A long view of the elevation of the novel
Stage 1: the debate about novel reading in 18th century Britain
• Early targets of the anti-novel discourse: novels of
amorous intrigue (Behn, Manley, Haywood),
French novels, …
• By mid-century: new legitimacy of the antinovelistic ‘histories’ of Richardson and Fielding
• New institutional formations give novels new
salience: circulating library, reviewing, …an
explosion in number of novels
• Literary histories (Reeve, Dunlap) argue the value
of novels; new multi-volume anthologies
(Barbauld, Scott) canonize (selected) 18th century
Stage 2: nationalizing the novel
• Early literary histories of the novel are cosmopolitan:
Clara Reeve and John Dunlop link the novels written in
England to French, Spanish and Italian novels
• The romantic critics Hazlitt, Sir Walter Scott and Taine
align the novel with emergence of the ‘free’ bourgeois
distinctly English subject
– E.g. Scott insists that Fielding’s characters “are as peculiar
to England as they are unknown to other countries… the
persons of the story live in England, travel in England,
quarrel and fight in England;…which adds not a little to the
verisimilitude of the tale.” (Lives of the Novelists, 46)
• The effect of this critical work: the English novel is
distinguished from foreign novels by being moral,
truthfully accurate, and proper. Now, the English novel
can pass itself off as ‘the’ only novel worth reading.
Stage 3: the realist claim for novels
19th and 20th centuries
• The Novel represents social reality more immediately and effectively than
any previous form of writing:
– “We find [in the novel] a close imitation of men and manners; we see the very
web and texture of society as it really exists, and as we meet with it when we
come into the world. If poetry has ‘something more divine in it,’ this savors
more of humanity. We are acquainted with the motives and characters of
mankind, imbibe our notions of vice and virtue from practical examples, and
are taught knowledge of the world, through the airy medium of romance.”

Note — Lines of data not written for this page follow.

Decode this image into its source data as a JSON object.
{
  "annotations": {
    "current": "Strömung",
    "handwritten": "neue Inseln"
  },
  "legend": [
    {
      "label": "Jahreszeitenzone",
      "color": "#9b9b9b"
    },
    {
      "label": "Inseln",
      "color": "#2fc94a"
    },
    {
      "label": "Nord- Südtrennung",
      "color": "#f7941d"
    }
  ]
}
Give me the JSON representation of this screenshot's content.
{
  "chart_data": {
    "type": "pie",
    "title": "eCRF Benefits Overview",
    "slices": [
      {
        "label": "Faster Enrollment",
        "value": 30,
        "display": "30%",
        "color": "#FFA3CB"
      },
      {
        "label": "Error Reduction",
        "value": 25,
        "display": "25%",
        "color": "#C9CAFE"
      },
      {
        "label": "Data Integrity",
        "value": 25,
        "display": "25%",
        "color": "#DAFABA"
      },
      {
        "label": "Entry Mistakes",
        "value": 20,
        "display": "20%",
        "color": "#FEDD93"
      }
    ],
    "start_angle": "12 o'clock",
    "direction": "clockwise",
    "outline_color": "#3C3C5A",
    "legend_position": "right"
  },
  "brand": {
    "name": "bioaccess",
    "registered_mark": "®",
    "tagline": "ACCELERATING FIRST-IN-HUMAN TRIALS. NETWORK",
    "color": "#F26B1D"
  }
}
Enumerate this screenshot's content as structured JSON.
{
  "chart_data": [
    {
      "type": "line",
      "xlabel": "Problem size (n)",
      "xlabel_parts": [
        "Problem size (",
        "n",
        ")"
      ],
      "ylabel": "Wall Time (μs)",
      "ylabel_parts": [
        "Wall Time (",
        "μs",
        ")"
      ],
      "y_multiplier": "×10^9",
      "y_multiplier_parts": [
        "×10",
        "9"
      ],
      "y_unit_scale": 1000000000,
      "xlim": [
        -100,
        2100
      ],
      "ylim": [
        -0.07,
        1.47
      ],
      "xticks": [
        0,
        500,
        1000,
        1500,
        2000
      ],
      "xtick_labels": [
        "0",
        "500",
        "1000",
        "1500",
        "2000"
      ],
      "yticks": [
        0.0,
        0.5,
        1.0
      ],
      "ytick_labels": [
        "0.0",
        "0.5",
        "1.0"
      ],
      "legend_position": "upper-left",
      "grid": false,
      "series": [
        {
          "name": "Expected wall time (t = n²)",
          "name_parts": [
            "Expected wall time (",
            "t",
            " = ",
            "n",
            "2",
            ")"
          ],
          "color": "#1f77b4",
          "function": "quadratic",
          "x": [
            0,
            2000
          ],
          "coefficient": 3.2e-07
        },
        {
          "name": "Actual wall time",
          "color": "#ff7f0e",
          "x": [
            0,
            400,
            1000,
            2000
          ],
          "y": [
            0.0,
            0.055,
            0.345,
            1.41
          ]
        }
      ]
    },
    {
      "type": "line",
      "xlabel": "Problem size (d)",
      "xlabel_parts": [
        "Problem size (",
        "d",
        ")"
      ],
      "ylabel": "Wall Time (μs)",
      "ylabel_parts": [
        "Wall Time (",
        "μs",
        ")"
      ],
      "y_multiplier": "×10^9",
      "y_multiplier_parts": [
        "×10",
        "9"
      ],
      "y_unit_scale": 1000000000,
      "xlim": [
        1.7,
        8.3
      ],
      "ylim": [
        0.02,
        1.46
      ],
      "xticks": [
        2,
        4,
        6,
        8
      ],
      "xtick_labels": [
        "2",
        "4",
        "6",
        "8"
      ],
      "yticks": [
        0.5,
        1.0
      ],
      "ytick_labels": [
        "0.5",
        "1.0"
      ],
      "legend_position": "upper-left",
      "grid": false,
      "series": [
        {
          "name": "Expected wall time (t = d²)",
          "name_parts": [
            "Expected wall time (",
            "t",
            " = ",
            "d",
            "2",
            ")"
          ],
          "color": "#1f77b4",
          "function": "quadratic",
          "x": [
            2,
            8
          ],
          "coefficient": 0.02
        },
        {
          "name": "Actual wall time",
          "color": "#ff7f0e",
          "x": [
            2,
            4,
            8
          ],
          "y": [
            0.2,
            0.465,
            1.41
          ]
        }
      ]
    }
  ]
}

(Hazlitt, English Comic Writers, 106)
• Early form of this claim: a naïve documentary realism: Pamela’s letters
record what happened to her; this is the actual memoir of Robinson
Crusoe, Moll Flanders or Fanny Hill; etc.,
• BUT, the realist claim must confront the problem of language’s
unverifiabiltiy: there is nothing within language that can prove the truth of
that to which it affirms or the fidelity of its reference outside of language
(Licensing Entertainment, 34)
• So the aesthetic doctrine of “realism” emerges as a way to embed the
realist claim in an artificial ‘form’ or a technology for representation called
Literature (1st or 3rd person narrative; free indirect discourse, stream of
consciousness; three-part novels; etc.)
After the journey, what is “the” novel?
You have a choice…
• The blue pill: true novels have qualities that distinguish them from mere
fiction. Over the course of the novel’s long history, it has acquired valuable
features: the novel is moral, the novel is the true expression of the social
life of the nation; through various techniques, the novel represents reality.
By all these means, the novel sustains its claim to be the most important
and influential genre of modern literature. You live in the matrix.
• The red pill: the stability of the novel as literary genre is an illusion
produced by the historical sequence we have described. The reading
debate of the 18th century deposited the expectation that novels would be
moral, the romantic turn introduced the imperative to be national, the
realistic claim modulated from its naïve early documentary pretext to the
aesthetic strategy by which art produces a pleasing, formal, conventionbound experience of the real for willing readers. Now, deprogrammed, …
• …you can practice empirical relativism (ANT): stop trying to write the law
of the genre of the novel; instead, call all prose narrative fictions of love
and adventure ‘novels’; this catholic procedure defers the issue of quality
so as to trace the connections between novels and other things (i.e. do an
actor-network analysis of the history of the novel).